Do I hear you asking "what is an Anzac biscuit and why is it called so"? Both of which are very good questions.
Well I first tripped over Anzac biscuits in a supermarket (can't remember which one) which was stocking packets of them around about Remembrance Sunday time. A percentage of the proceeds were going to injured servicemen, as I recall. Well, being soldier's daughter, I bought a couple of packets for the charity point of view, hoping they'd be nice. They were more than nice, they're a fabulous accompaniment to a cup of coffee, or chai tea, or even builders' tea. They're the old fashioned HobNob, made before HobNobs were even a twinkle in their creator's eye.
As for why they are called "Anzac Biscuits", well Anzac biscuits have long been associated with the Australian and New Zealand Army Corps (ANZAC) which was established in World War I. It has been claimed the biscuits were sent by wives to soldiers abroad because the ingredients do not spoil easily and the biscuits kept well during naval transportation. So you can see the Forces connection.
It must have been a wonderful moment to receive a parcel from home which contained a package of these wonderfully, munchy, crunchy biscuits. A little bit of heaven in an awful lot of hell.
Now from a current perspective, the speed at which hubby brought the biscuits together and baked them - probably around half an hour at the most - makes them one of the most agreeable "spur of the moment" or "last minute, Mother's on her way" biscuits to make. The end result is certainly worth more than the time they took to make!
So, if you fancy some baking or you're cooking with your kids, give them a history lesson while they are baking and make some Anzac biscuits. Your next cup of tea will thank you.
ANZAC BISCUITS (makes 20)
1. Combine all the dry ingredients except the bicarbonate of soda together in a bowl.
2. Melt the butter in a decent sized pan (it needs room to expand) over a low heat.
3. Add the golden syrup to the butter.
4. Put the bicarbonate of soda into a small cup, add the boiling water and mix.

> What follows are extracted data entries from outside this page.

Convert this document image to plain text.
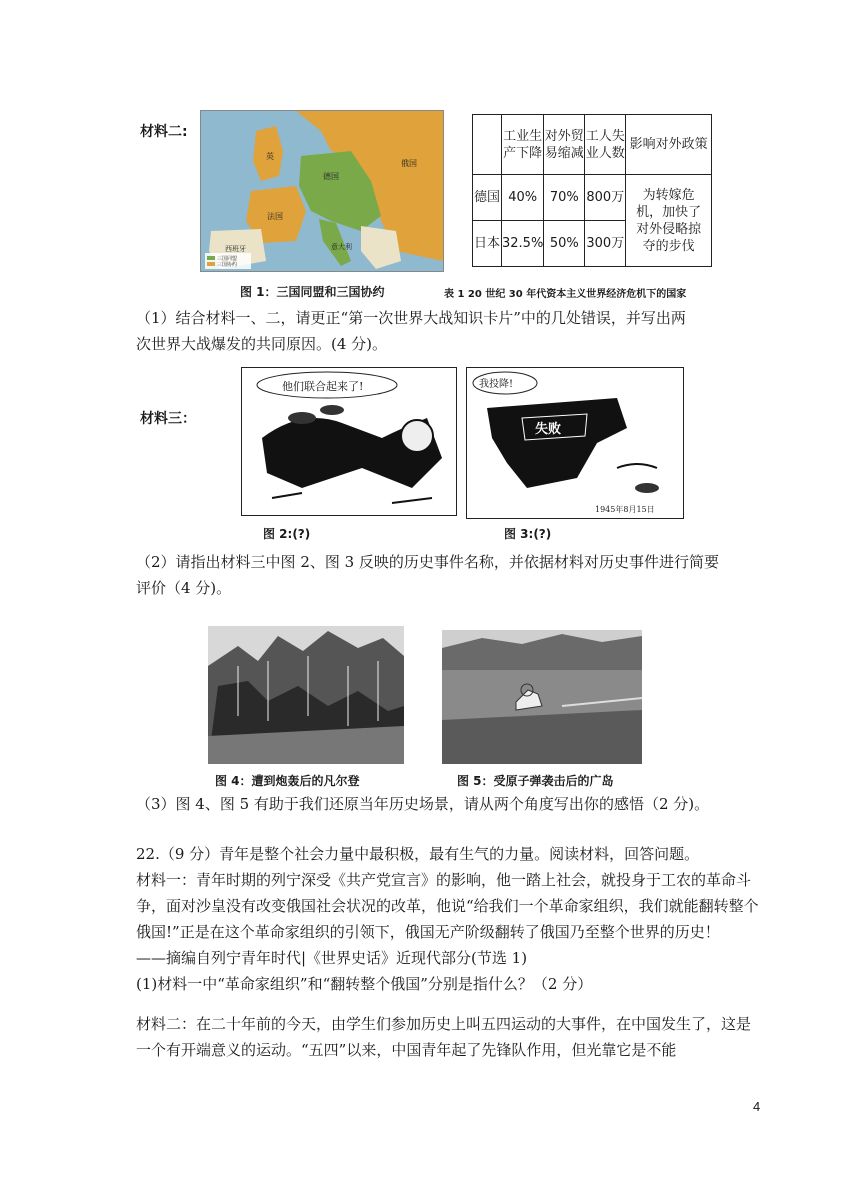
材料二:
英
法国
德国
俄国
西班牙	意大利
三国同盟
三国协约
	工业生产下降	对外贸易缩减	工人失业人数	影响对外政策
德国	40%	70%	800万	为转嫁危机，加快了对外侵略掠夺的步伐
日本	32.5%	50%	300万	
图 1：三国同盟和三国协约	表 1 20 世纪 30 年代资本主义世界经济危机下的国家
（1）结合材料一、二，请更正“第一次世界大战知识卡片”中的几处错误，并写出两
次世界大战爆发的共同原因。(4 分)。
材料三：
他们联合起来了!	我投降!
失败
1945年8月15日
图 2:(?)	图 3:(?)
（2）请指出材料三中图 2、图 3 反映的历史事件名称，并依据材料对历史事件进行简要
评价（4 分)。
图 4：遭到炮轰后的凡尔登	图 5：受原子弹袭击后的广岛
（3）图 4、图 5 有助于我们还原当年历史场景，请从两个角度写出你的感悟（2 分)。
22.（9 分）青年是整个社会力量中最积极，最有生气的力量。阅读材料，回答问题。
材料一：青年时期的列宁深受《共产党宣言》的影响，他一踏上社会，就投身于工农的革命斗争，面对沙皇没有改变俄国社会状况的改革，他说“给我们一个革命家组织，我们就能翻转整个俄国!”正是在这个革命家组织的引领下，俄国无产阶级翻转了俄国乃至整个世界的历史！　　——摘编自列宁青年时代|《世界史话》近现代部分(节选 1)
(1)材料一中“革命家组织”和“翻转整个俄国”分别是指什么？（2 分）
材料二：在二十年前的今天，由学生们参加历史上叫五四运动的大事件，在中国发生了，这是一个有开端意义的运动。“五四”以来，中国青年起了先锋队作用，但光靠它是不能
4
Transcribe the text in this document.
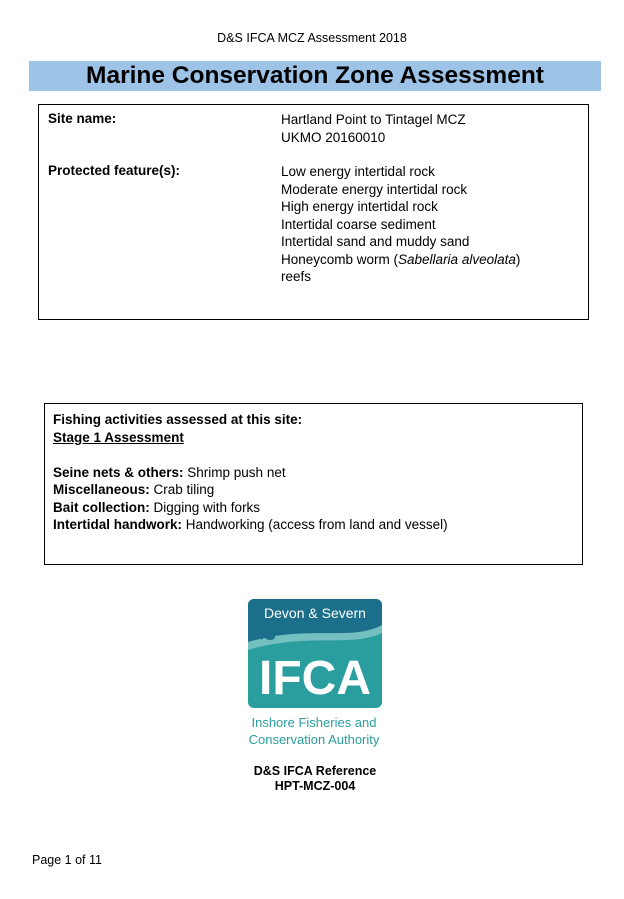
D&S IFCA MCZ Assessment 2018
Marine Conservation Zone Assessment
Site name:	Hartland Point to Tintagel MCZ
UKMO 20160010
Protected feature(s):	Low energy intertidal rock
Moderate energy intertidal rock
High energy intertidal rock
Intertidal coarse sediment
Intertidal sand and muddy sand
Honeycomb worm (Sabellaria alveolata)
reefs
Fishing activities assessed at this site:
Stage 1 Assessment
Seine nets & others: Shrimp push net
Miscellaneous: Crab tiling
Bait collection: Digging with forks
Intertidal handwork: Handworking (access from land and vessel)
Devon & Severn
IFCA
Inshore Fisheries and
Conservation Authority
D&S IFCA Reference
HPT-MCZ-004
Page 1 of 11
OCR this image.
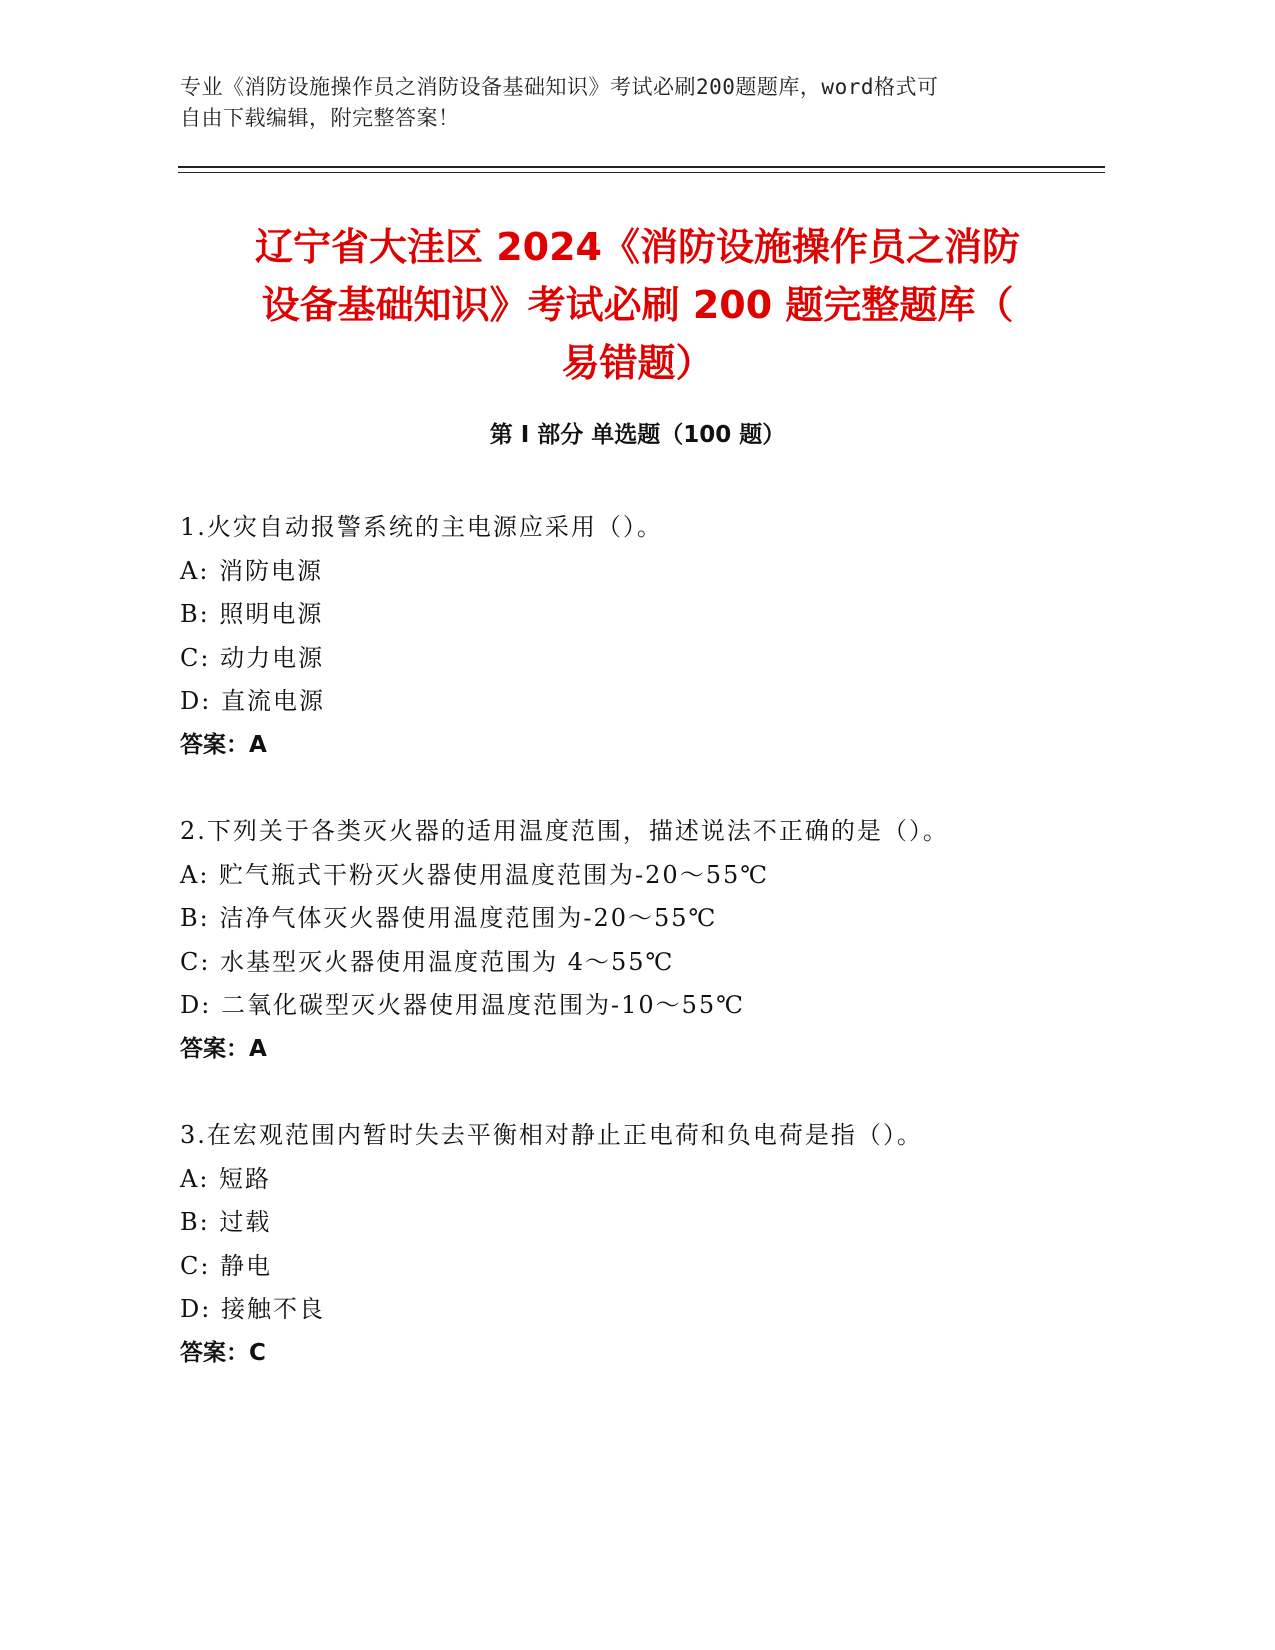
专业《消防设施操作员之消防设备基础知识》考试必刷200题题库，word格式可
自由下载编辑，附完整答案！
辽宁省大洼区 2024《消防设施操作员之消防
设备基础知识》考试必刷 200 题完整题库（
易错题）
第 I 部分 单选题（100 题）
1.火灾自动报警系统的主电源应采用（）。
A: 消防电源
B: 照明电源
C: 动力电源
D: 直流电源
答案：A
2.下列关于各类灭火器的适用温度范围，描述说法不正确的是（）。
A: 贮气瓶式干粉灭火器使用温度范围为-20～55℃
B: 洁净气体灭火器使用温度范围为-20～55℃
C: 水基型灭火器使用温度范围为 4～55℃
D: 二氧化碳型灭火器使用温度范围为-10～55℃
答案：A
3.在宏观范围内暂时失去平衡相对静止正电荷和负电荷是指（）。
A: 短路
B: 过载
C: 静电
D: 接触不良
答案：C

5. Remove the butter mixture from the heat and allow to cool for 30 secs or so.
6. Pour in the bicarbonate of soda mixture to the butter and watch it froth!
7. Quickly mix all the wet ingredients into the dry ingredients before you lose the froth and stir well until completely mixed.
8. Make a flattened disc out of a spoonful of the mixture and place onto a lined baking sheet. Make sure to leave at least 1" between each disc.
9. Bake in a preheated oven at 180degC/350degF/Gas 4 for 8-10 minutes, watching them like a hawk to make sure they don't burn.
10. Put each biscuit on a cooling rack until absolutely cold.
Calories per portion (1 biscuit) : 118 (wince) - however, they do keep well in an airtight tin! (Reference : Calorie Counter).